I believe that one is The Fulfillment, Spencer’s first novel, which I didn’t care that much for. IIRC, it starts out with the husband encouraging his wife and his brother to sleep together because he is incapable of siring a child but he wants one. I was pretty young when I read (or tried to read — I didn’t finish) it, and kind of icked out by the heroine sleeping with two brothers while married to one of them. But I don’t think that would bother me as much now.

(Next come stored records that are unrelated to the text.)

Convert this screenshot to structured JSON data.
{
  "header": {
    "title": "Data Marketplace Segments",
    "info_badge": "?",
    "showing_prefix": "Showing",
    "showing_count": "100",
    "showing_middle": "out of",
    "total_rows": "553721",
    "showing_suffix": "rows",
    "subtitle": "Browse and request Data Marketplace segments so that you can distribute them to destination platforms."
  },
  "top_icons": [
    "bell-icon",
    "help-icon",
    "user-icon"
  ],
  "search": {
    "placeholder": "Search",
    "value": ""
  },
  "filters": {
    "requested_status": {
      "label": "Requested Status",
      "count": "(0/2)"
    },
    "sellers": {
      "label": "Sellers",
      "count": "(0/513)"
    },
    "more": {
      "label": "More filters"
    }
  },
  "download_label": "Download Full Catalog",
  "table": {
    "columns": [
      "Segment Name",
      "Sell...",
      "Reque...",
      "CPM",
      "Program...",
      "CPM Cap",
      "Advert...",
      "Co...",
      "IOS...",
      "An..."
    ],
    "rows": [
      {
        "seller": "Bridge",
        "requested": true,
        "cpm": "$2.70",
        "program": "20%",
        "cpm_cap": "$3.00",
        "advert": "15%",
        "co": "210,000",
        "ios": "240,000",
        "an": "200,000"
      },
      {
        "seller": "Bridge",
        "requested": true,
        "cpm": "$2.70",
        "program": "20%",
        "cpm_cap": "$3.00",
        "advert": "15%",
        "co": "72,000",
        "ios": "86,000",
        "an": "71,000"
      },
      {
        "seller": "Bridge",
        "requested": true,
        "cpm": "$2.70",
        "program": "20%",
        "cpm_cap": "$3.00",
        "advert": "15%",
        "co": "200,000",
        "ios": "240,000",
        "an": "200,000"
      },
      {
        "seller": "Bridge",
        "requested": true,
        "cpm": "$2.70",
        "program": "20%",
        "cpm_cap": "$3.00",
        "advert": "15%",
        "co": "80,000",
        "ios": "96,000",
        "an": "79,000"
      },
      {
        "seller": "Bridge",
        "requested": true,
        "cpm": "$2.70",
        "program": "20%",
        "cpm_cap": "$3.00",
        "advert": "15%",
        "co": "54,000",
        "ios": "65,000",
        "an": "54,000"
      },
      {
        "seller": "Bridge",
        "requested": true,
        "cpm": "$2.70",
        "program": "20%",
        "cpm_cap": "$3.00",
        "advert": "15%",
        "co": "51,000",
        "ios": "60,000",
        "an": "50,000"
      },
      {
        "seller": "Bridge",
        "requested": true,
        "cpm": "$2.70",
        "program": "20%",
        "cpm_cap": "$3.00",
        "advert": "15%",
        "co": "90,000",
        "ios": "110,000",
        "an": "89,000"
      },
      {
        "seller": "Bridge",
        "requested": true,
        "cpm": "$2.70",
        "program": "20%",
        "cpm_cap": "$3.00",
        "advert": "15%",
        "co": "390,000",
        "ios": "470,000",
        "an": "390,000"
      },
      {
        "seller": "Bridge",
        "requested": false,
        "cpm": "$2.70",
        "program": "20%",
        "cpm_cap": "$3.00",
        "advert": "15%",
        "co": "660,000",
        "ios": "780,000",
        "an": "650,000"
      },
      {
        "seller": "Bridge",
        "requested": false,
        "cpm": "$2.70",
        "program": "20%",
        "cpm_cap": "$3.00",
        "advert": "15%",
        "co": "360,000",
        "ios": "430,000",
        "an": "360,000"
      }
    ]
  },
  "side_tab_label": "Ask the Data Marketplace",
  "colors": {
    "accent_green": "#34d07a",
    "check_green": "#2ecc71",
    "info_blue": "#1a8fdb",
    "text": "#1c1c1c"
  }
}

Spencer wrote a lot of books that revolved around triangles or infidelity. I really liked Vows, another heroine-cheats-on-her-fiance book, but with a historical setting, and I was loving Bitter Sweet, in which the heroine was the other woman and falls in love with her high school sweetheart while he is married to another woman, until the hero’s wife was portrayed in a negative light. Then there was Twice Loved, about a heroine whose presumed-dead husband returns when she is married to another man who was his childhood friend (I liked the concept, but she didn’t pull it off for me). I think there are other Spencer books with these themes, too.
After reading these reviews, i have to admit that i’m beginning to get curious. I’ve seen this book, and i’ve wanted to read it, but i havent gotten a chance to buy the book yet. However, i do want to say to Jennie, that if you’re looking for a good romance novel, you should DEFINATELY read My Sunshine by Catherine Anderson. It’s one of my favorite novels, despite a few things i found that i didnt like. Overall, however, it was definately a good novel.
She lost me on page 87 when her niece refers to things she really dislikes as “gay”. What does Adele think about this? She thinks it’s a little un-P.C.? Are you f…ing kidding me? A slur like that is just a little un-P.C.? She never even says this out loud to the 13 yr. old niece either. No admonishment, nothing. Hey, maybe in her next book she’ll have a character throw out the “N” word and quickly move on.
leslie, I was annoyed by the tacit approval of “that’s so gay” (which a lot of teenagers do say), but really a lot more pissed early in the book (p. 22, first chapter even!) when Adele thinks “Obviously, he was retarded or just superficial. Maybe both.”
I’m even more pissed now that the book has won a RITA.